The buckling load of a structure is the load for which an ideal structure will be disturbed

from its ideal position of equilibrium and buckle.

5.3. Euler’s Theorem

Euler’s theorem is based upon Euler-Bernoulli beam theory, which ignores the effects of

transverse shear deformation. This effect is apparent in non-slender members, and means

Euler’s is only appropriate for slender members. The definition of when the slenderness

ratio is low enough that a beam is assumed to be non-slender is demonstrated by the

graphs figure 7 and figure 8. Due to this Euler’s theorem is only valid for elastic deformation

of beams i.e. after a load is applied and the material experienced bending, the object gets

back into its original shape unless it has reached the yield stress (Hulse & Cain, 2000).

5.4. Analysis of Graphs

From the figures 4-6 it is very obvious that as the length of the strut increases the buckling

load decreases, therefore they are inversely proportional.
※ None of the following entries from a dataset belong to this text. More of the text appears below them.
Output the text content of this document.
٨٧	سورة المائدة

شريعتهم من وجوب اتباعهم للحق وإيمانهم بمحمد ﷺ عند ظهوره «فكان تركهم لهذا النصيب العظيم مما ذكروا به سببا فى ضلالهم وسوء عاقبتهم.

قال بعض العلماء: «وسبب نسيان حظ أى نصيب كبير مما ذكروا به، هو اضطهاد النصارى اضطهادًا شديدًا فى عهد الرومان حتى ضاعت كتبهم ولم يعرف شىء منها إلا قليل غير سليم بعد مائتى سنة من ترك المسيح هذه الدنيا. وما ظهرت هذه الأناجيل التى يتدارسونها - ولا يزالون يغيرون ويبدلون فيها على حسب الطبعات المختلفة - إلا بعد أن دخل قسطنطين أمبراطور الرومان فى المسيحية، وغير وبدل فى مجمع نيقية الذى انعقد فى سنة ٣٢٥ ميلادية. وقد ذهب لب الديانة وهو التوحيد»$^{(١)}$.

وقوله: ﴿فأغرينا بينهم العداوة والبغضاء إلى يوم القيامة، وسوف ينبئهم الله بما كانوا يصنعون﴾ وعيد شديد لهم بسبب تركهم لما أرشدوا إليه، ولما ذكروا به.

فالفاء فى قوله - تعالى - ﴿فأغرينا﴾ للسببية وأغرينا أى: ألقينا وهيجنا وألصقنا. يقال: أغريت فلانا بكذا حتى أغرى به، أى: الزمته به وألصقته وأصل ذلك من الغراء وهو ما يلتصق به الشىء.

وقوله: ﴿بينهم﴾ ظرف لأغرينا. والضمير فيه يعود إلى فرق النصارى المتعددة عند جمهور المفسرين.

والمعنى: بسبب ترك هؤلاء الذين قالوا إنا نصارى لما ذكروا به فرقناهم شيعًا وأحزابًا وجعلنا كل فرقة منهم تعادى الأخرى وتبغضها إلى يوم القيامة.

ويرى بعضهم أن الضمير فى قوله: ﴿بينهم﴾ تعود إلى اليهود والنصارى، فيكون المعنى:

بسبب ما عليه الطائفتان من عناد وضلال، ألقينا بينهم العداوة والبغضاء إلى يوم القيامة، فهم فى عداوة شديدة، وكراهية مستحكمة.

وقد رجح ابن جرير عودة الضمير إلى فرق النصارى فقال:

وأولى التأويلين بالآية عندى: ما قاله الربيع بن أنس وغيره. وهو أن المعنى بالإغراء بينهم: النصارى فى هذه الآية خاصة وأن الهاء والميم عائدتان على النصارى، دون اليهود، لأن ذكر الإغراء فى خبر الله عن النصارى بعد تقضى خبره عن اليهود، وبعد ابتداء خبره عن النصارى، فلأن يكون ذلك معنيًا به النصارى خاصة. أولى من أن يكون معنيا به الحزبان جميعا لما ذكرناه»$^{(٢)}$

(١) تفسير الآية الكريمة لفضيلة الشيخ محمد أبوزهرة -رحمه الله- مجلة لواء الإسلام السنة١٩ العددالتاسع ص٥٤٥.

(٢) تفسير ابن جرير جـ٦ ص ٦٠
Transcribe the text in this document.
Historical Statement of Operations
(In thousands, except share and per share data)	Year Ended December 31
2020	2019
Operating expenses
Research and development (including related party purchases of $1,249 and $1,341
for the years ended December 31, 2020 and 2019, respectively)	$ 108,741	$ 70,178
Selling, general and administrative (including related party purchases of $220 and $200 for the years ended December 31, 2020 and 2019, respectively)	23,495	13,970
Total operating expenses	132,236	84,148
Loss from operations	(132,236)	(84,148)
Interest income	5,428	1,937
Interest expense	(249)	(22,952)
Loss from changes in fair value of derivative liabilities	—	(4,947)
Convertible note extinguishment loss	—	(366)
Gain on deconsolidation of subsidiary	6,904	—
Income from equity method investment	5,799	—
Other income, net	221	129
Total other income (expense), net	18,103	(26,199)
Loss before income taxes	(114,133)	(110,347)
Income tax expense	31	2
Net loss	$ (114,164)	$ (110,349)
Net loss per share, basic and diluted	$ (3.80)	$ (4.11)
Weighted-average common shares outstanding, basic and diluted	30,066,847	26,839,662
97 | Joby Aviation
This can also be seen in equation

V.II.IV which shows that for struts of equal cross sectional area; as the length increases the

slenderness ratio increases, and from figure 7 as the slenderness ratio increases the buckling

load decreases. It is also easy to see by comparing these graphs that the type of constraint

has a major effect on the results, with fixed ends taking the largest buckling load and the

pinned ends taking the least buckling load. From this we can deduce that it is the effective

length of the strut rather than the actual length that determines the buckling load. Two

struts of equal length will have vastly different effective lengths determined by the

boundary conditions, this is demonstrated below.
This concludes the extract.